- Sep 19, 2007
The central Dakar Rally 2010 thread for all your news, rumors, and race reports
2010 Course: the sand asset
The triptyque designed for the 2010 Dakar on the territories of Argentina and Chile promises to each kind of driver a sequence adapted to their qualities. The long stay in the Atacama Desert will be the climax of a 9000 kilometres loop through the continent. But the global balance of the course with varied difficulties force all to be consistent and careful to the end.
Act I: Finding the right tempo
Speaking a smooth entry would minimize the first three stages of the 2010 Dakar. The days will be long and not only in road section. On already very demanding specials, the most skilful competitors will find an opportunity to build on a position from which they will be able to capitalize. The hard soil will be favourable to technical exploits for its experts in trajectories. They will however have to rapidly switch talents to take on the first little dunes of white sand that they will meet close to Fiambala.

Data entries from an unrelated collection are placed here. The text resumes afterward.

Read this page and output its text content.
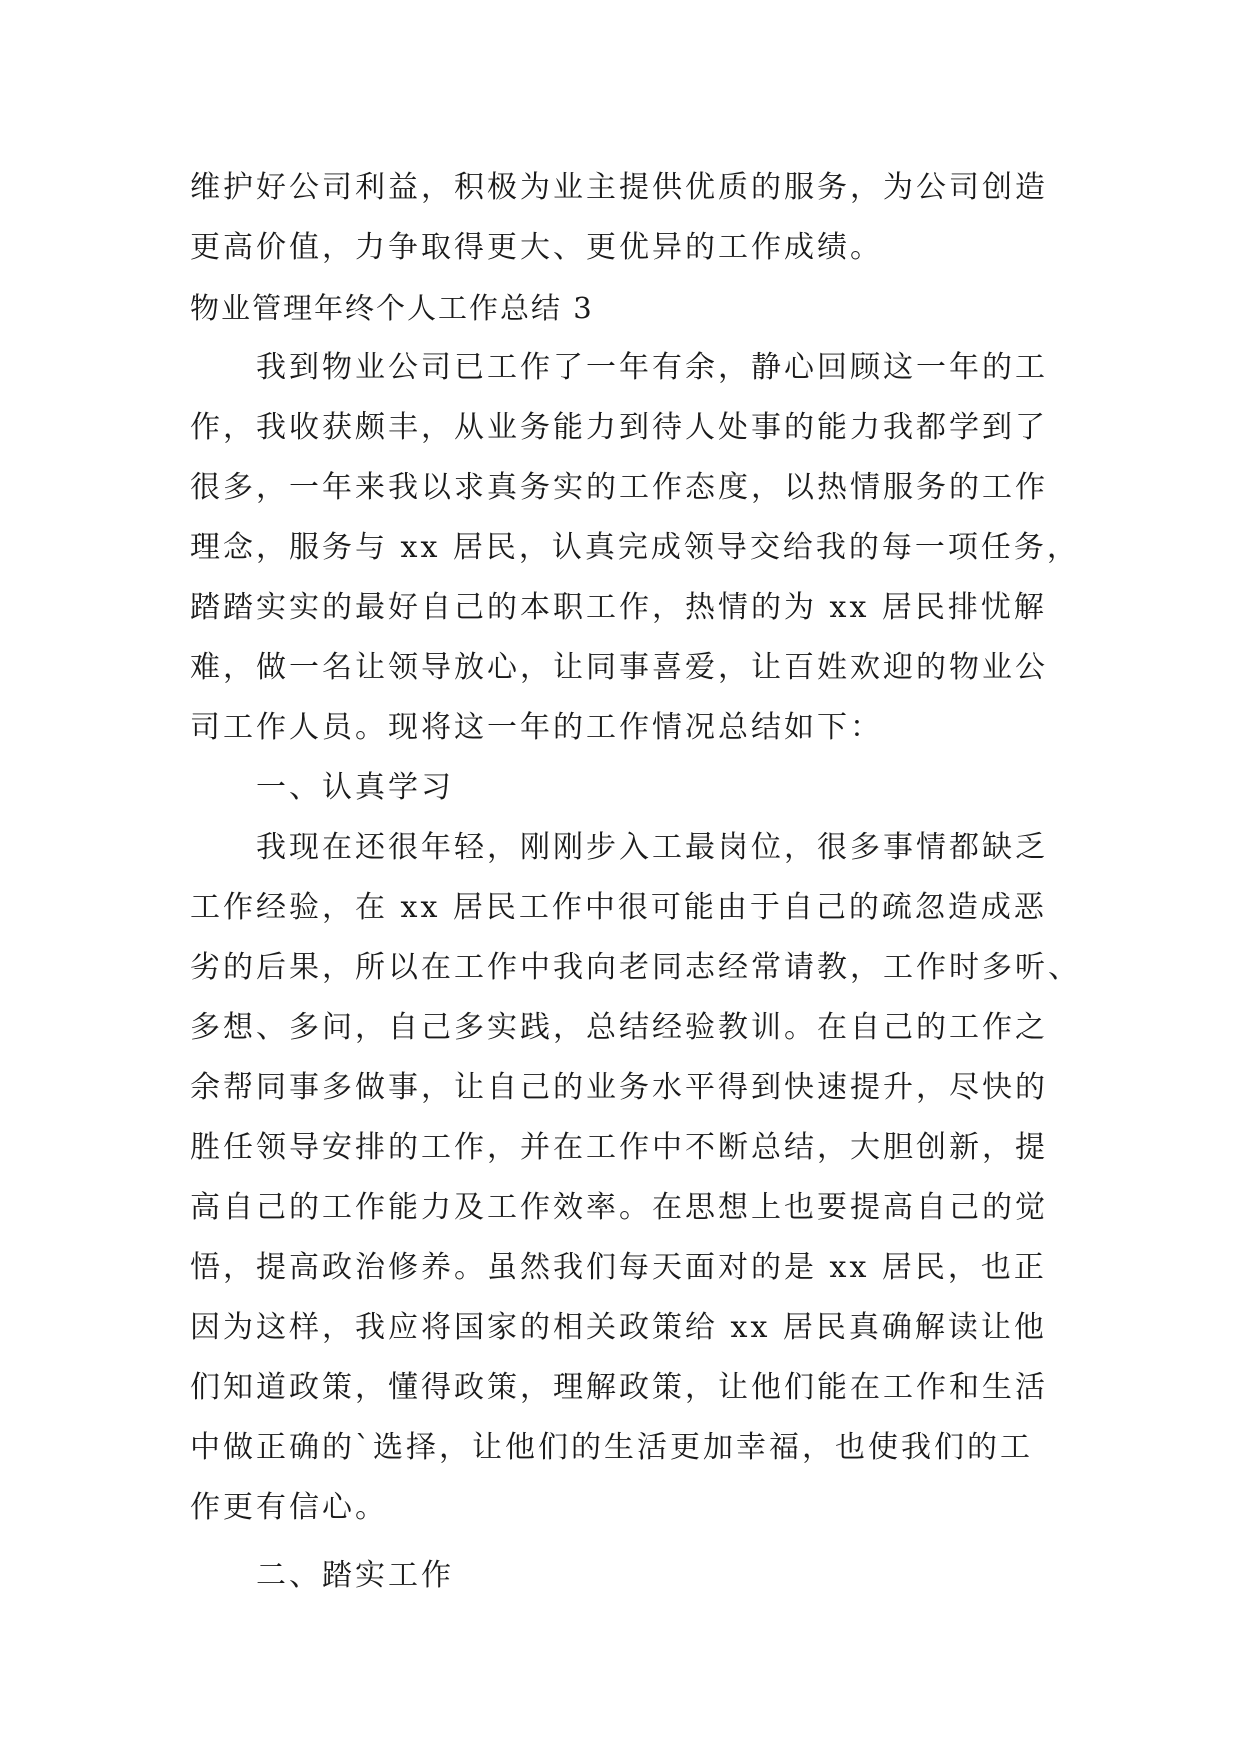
维护好公司利益，积极为业主提供优质的服务，为公司创造

更高价值，力争取得更大、更优异的工作成绩。

物业管理年终个人工作总结 3

我到物业公司已工作了一年有余，静心回顾这一年的工

作，我收获颇丰，从业务能力到待人处事的能力我都学到了

很多，一年来我以求真务实的工作态度，以热情服务的工作

理念，服务与 xx 居民，认真完成领导交给我的每一项任务，

踏踏实实的最好自己的本职工作，热情的为 xx 居民排忧解

难，做一名让领导放心，让同事喜爱，让百姓欢迎的物业公

司工作人员。现将这一年的工作情况总结如下：

一、认真学习

我现在还很年轻，刚刚步入工最岗位，很多事情都缺乏

工作经验，在 xx 居民工作中很可能由于自己的疏忽造成恶

劣的后果，所以在工作中我向老同志经常请教，工作时多听、

多想、多问，自己多实践，总结经验教训。在自己的工作之

余帮同事多做事，让自己的业务水平得到快速提升，尽快的

胜任领导安排的工作，并在工作中不断总结，大胆创新，提

高自己的工作能力及工作效率。在思想上也要提高自己的觉

悟，提高政治修养。虽然我们每天面对的是 xx 居民，也正

因为这样，我应将国家的相关政策给 xx 居民真确解读让他

们知道政策，懂得政策，理解政策，让他们能在工作和生活

中做正确的`选择，让他们的生活更加幸福，也使我们的工

作更有信心。

二、踏实工作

Act II: The dunes of Atacama!
Those who have already visited the Paso San Francisco in 2009 will this time go there using the opposite direction. The road heading there, known as one of the most beautiful in the world will serve as a break before taking on a detailed exploration of the Atacama Desert. The driest part of the world that the competitors will this time discover all the way to the city of Iquique, is the kingdom of dune crossings. During five stages, cut by a rest day at Antofagasta, the riders and crews will head to the north of Chile where off-road mileage will be considerable. It will be without doubt the toughest part of the rally, with reduced road sections: the stop watch will never stop.
Act III: The road of contrast
A change of landscape will occur every day from then on. While there is only one word to talk about sand, all types of soil will, on the other hand, be experienced on the return trip to Buenos Aires, from dunes to flat portions as well as sandy paths that go up the hills of the Mendoza Province. Added to the terrain, it is also visually that the contrasts will be stunning for the competitors as they leave the contours of the Andes Cordillera. On this last part, two stages are long and demanding enough to provoke significant gaps. At a time when bodies and machines will be tiring which should have an impact, the final positions will not be set.